For Christmas this year, I'm looking to buy one or the other. Which do y'all prefer and why ?

This year, I maintained my lawn below .5 for the entire year.

Any suggestions would be most helpful !


----------



## AZChemist (Nov 7, 2018)

I would recommend the verticutter. While sure the groomer will get those long runners on the surface your mower won't have the power to get that thatch layer at the soil level Should you adjust it deep.

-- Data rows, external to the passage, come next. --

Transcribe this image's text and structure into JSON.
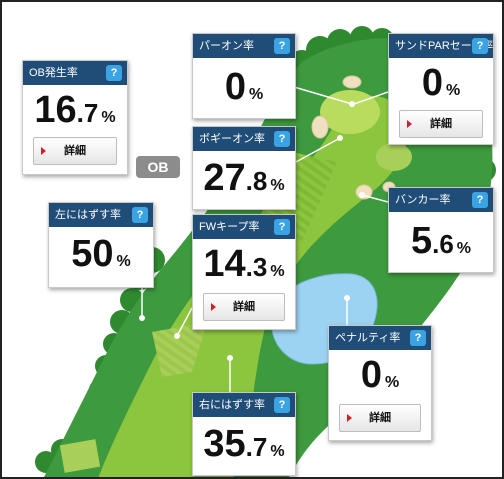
{
  "colors": {
    "header_bg": "#1f4d78",
    "help_bg": "#3aa3e3",
    "rough": "#3e9a3e",
    "fairway": "#8cc63f",
    "green": "#b9db5e",
    "bunker": "#efe0bf",
    "water": "#9dd3f2",
    "ob_badge": "#8c8c8c",
    "detail_arrow": "#d01f2a"
  },
  "help_label": "?",
  "ob_badge": "OB",
  "cards": {
    "ob_rate": {
      "label": "OB発生率",
      "int": "16",
      "dec": ".7",
      "unit": "%",
      "detail": "詳細"
    },
    "par_on": {
      "label": "パーオン率",
      "int": "0",
      "dec": "",
      "unit": "%"
    },
    "sand_par_save": {
      "label": "サンドPARセーブ率",
      "int": "0",
      "dec": "",
      "unit": "%",
      "detail": "詳細"
    },
    "bogey_on": {
      "label": "ボギーオン率",
      "int": "27",
      "dec": ".8",
      "unit": "%"
    },
    "left_miss": {
      "label": "左にはずす率",
      "int": "50",
      "dec": "",
      "unit": "%"
    },
    "fw_keep": {
      "label": "FWキープ率",
      "int": "14",
      "dec": ".3",
      "unit": "%",
      "detail": "詳細"
    },
    "bunker": {
      "label": "バンカー率",
      "int": "5",
      "dec": ".6",
      "unit": "%"
    },
    "penalty": {
      "label": "ペナルティ率",
      "int": "0",
      "dec": "",
      "unit": "%",
      "detail": "詳細"
    },
    "right_miss": {
      "label": "右にはずす率",
      "int": "35",
      "dec": ".7",
      "unit": "%"
    }
  }
}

Beyond the top runners I do not see much of a difference in cut quality.

With that said my money would go towards a fixed blade verticutter.


----------



## Ware (Jan 28, 2017)

+1


----------



## AllisonN (Jul 4, 2020)

+1,1 and @Ware happens to have one for sale, in the marketplace!! Check it on out!


----------



## Melburn_Mower (Nov 26, 2020)

I was always told that you can groom with a verticutter, but you cant verticut with a groomer! So i went with a verti!


----------



## TulsaFan (May 1, 2017)

I have the brush, dethatcher, and groomer for my greens mower. I have also owned two delta blade overseeders and three verticutters.

It would be hard to justify buying a new groomer as it could cost more than a used greens mower. If you really want a groomer, I would sell your current greens mower and buy a used one with a groomer included.

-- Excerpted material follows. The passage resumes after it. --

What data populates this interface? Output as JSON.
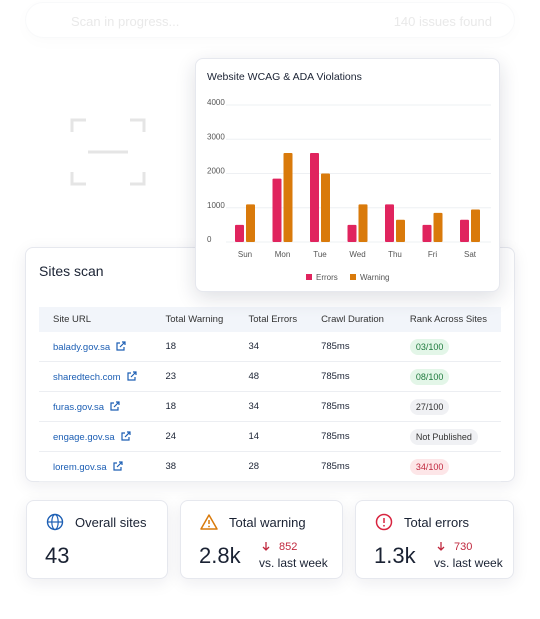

Regarding a verticutter, try to find a used one during the winter for cheap. I use mine three times a year. So, the less money I have invested in it the better. For this reason, I sold my Graden GS04 with Dyna-blades last year. Now, I use a Ryan Ren-O-Thin that works great and cost little.

I get more practical use from the verticutter. However, I run my groomer in reverse to kick out any mulch I fail to pickup before mowing.

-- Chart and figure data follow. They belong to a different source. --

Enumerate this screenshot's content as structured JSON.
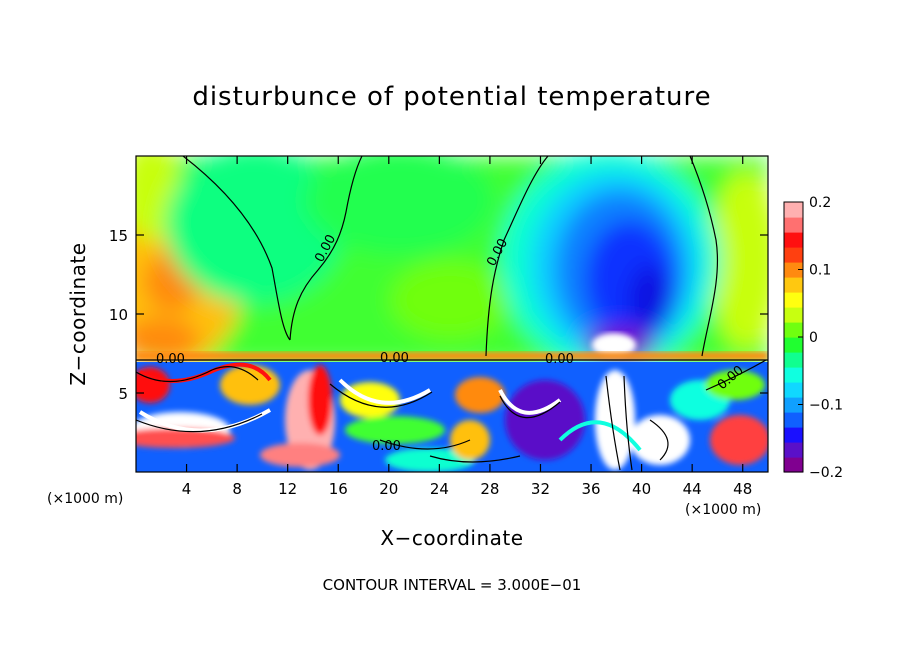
{
  "chart_data": {
    "type": "heatmap",
    "title": "disturbunce of potential temperature",
    "xlabel": "X−coordinate",
    "ylabel": "Z−coordinate",
    "x_unit_left": "(×1000 m)",
    "x_unit_right": "(×1000 m)",
    "xlim": [
      0,
      50
    ],
    "ylim": [
      0,
      20
    ],
    "x_ticks": [
      "4",
      "8",
      "12",
      "16",
      "20",
      "24",
      "28",
      "32",
      "36",
      "40",
      "44",
      "48"
    ],
    "y_ticks": [
      "5",
      "10",
      "15"
    ],
    "colorbar": {
      "range": [
        -0.2,
        0.2
      ],
      "tick_labels": [
        "0.2",
        "0.1",
        "0",
        "−0.1",
        "−0.2"
      ],
      "colors": [
        "#800090",
        "#5a10c8",
        "#1a10ff",
        "#1060ff",
        "#10a0ff",
        "#10d8ff",
        "#10ffe0",
        "#10ff90",
        "#20ff30",
        "#70ff10",
        "#c8ff10",
        "#ffff10",
        "#ffc810",
        "#ff8a10",
        "#ff4010",
        "#ff1010",
        "#ff7070",
        "#ffb0b0"
      ]
    },
    "contour_labels": [
      "0.00",
      "0.00",
      "0.00",
      "0.00",
      "0.00",
      "0.00",
      "0.00"
    ],
    "contour_interval": "CONTOUR INTERVAL = 3.000E−01"
  }
}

Good luck on whatever you decide. :thumbup:


----------



## MasterMech (Sep 24, 2017)

I have a fantastic verticutter setup, I swapped a 22" Jake GreensKing to a dedicated vert setup with DynaBlades.

https://thelawnforum.com/viewtopic.php?t=14983

Having my first season with it under my belt - I STILL want a groomer. But my circumstances vary from yours in one big way - I'm cutting 20k+ sq ft. Going back and cutting it a 2nd or 3rd time is a major drag. So while my verticutter will indeed groom, I just don't really have it in me to add that 3rd pass in SC heat/humidity. Not to mention the time investment.

I would NOT use a groomer to do what I do with the verticutter though. The verticutter is awesome for scalping to the dirt, I get way more of the stolons up than I would otherwise. There's a significant difference this year in my front and back yards. In March, my front was scalped, verticut, and then scalped down to .250" again. The back was just scalped at .250". Guess which one I started floating/scalping on come mid-August? Nothing a little sand didn't cure.

Also, the verticutter has been invaluable for cleaning up post top-dressing or post-aeration. It rakes the sand down into the turf without moving it around much. It's also hell on dried up aeration plugs. So after aerating, I can drag the plugs to break them up, then run over it with the vert, which pulverizes what's left, or I have the option to throw the collection box on and collect any thatch plugs. I generally just let it toss them back out into the lawn however.


----------



## anthonybilotta (Aug 11, 2018)

Thank you everyone for the responses. I will keep my eye out for a verticutter this winter. Do not need it until the spring so I am not in a rush. Hopefully I can get something that is around me in the Houston area.


----------